Her plans quickly changed when many of the properties she sought after were extremely over her budget and decided that finding affordable living was better than being set on a location.

“I didn’t really settle on a ‘plan b’ because I was really hustling to find an apartment,” Surtel said.

Surtel opted toward residing in Maryland instead, which realtors of the district see to be a common choice for buyers that have been priced out.

Cher Castillo has been a hybrid real estate agent with McEnearney Associates for 21 years and has seen some of her buyers lean toward living in Maryland or Virginia.

“It’s really cutting budgets in half for many people.
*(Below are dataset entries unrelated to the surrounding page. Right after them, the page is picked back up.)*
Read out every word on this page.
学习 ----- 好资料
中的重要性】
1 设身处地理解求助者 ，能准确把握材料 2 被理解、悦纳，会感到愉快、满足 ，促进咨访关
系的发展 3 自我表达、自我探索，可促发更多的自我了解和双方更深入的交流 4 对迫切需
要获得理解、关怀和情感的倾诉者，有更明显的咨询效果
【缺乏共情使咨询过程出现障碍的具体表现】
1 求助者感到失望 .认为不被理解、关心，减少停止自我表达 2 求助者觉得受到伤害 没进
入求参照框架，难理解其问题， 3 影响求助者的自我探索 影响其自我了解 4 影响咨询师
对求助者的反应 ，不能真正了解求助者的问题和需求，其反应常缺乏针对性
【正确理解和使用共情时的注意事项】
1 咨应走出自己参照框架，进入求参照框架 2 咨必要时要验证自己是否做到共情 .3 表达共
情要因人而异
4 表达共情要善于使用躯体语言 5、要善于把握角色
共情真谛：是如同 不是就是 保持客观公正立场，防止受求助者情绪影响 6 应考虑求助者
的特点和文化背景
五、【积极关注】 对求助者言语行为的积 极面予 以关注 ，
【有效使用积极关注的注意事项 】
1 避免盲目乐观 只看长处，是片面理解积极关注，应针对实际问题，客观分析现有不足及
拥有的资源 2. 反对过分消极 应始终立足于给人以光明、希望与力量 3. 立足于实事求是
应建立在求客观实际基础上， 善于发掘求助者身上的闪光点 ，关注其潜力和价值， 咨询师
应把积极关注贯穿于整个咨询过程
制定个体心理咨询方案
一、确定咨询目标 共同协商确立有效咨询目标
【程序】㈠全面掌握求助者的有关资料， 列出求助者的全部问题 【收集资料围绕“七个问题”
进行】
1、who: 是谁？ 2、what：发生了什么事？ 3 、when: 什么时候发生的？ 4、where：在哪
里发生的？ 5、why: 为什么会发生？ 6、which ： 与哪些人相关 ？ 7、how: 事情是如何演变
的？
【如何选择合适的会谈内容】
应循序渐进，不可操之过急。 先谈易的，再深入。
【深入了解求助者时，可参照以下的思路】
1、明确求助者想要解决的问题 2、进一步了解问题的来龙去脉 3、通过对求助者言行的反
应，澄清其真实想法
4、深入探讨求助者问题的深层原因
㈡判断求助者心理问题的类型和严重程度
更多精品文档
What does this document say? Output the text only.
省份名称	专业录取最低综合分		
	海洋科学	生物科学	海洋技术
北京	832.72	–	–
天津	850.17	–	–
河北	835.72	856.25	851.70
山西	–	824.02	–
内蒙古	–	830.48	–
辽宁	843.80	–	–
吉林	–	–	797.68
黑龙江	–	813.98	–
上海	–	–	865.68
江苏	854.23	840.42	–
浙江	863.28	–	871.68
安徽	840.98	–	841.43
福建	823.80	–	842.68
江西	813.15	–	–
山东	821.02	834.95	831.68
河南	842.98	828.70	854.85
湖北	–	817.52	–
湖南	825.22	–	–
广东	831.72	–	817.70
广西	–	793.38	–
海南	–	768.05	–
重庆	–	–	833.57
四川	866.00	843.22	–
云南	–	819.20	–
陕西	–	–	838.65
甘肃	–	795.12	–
So, some people have been priced out of the market, or they’ve fallen into a situation where they have to cut their budget significantly,” Castillo said in a phone interview.

Castillo notes that the combination of high interest rates and local homeowners not selling may be the repellent that is warding off Washington home seekers.

“A lot of people are holding on to their properties and renovating and just kind of staying put, hoping that interest rates will eventually just drop,” Castillo said.

Real estate broker Gavin Kersellius argues that the lack of affordable living in Washington is not just due to the inflated market and weary sellers, but also because investors are buying out the lower-priced properties and flipping them to sell at a higher bid.

“A lot of those [homes] are bought as soon as they’re put on the market by investors who offer cash offers with no contingencies, and they always beat out first-time home buyers,” Kersellius said in a phone interview.

Though studies show that home-seekers are within the most unaffordable market since 1984, Kersellius commends his clients for continuing in their search regardless of the economic crisis.

“It’s so great to see that buyers are still optimistic, and they still want to participate for the most part even though it’s gotten a lot more difficult,” Kersellius said.

While Castillo and Kersellius do not work for the same brokerage, they both have the same objective in mind, to show buyers their best-case scenario amidst an up market.

“I always tell my clients ‘it’s all a game and how you play it,’” Castillo said.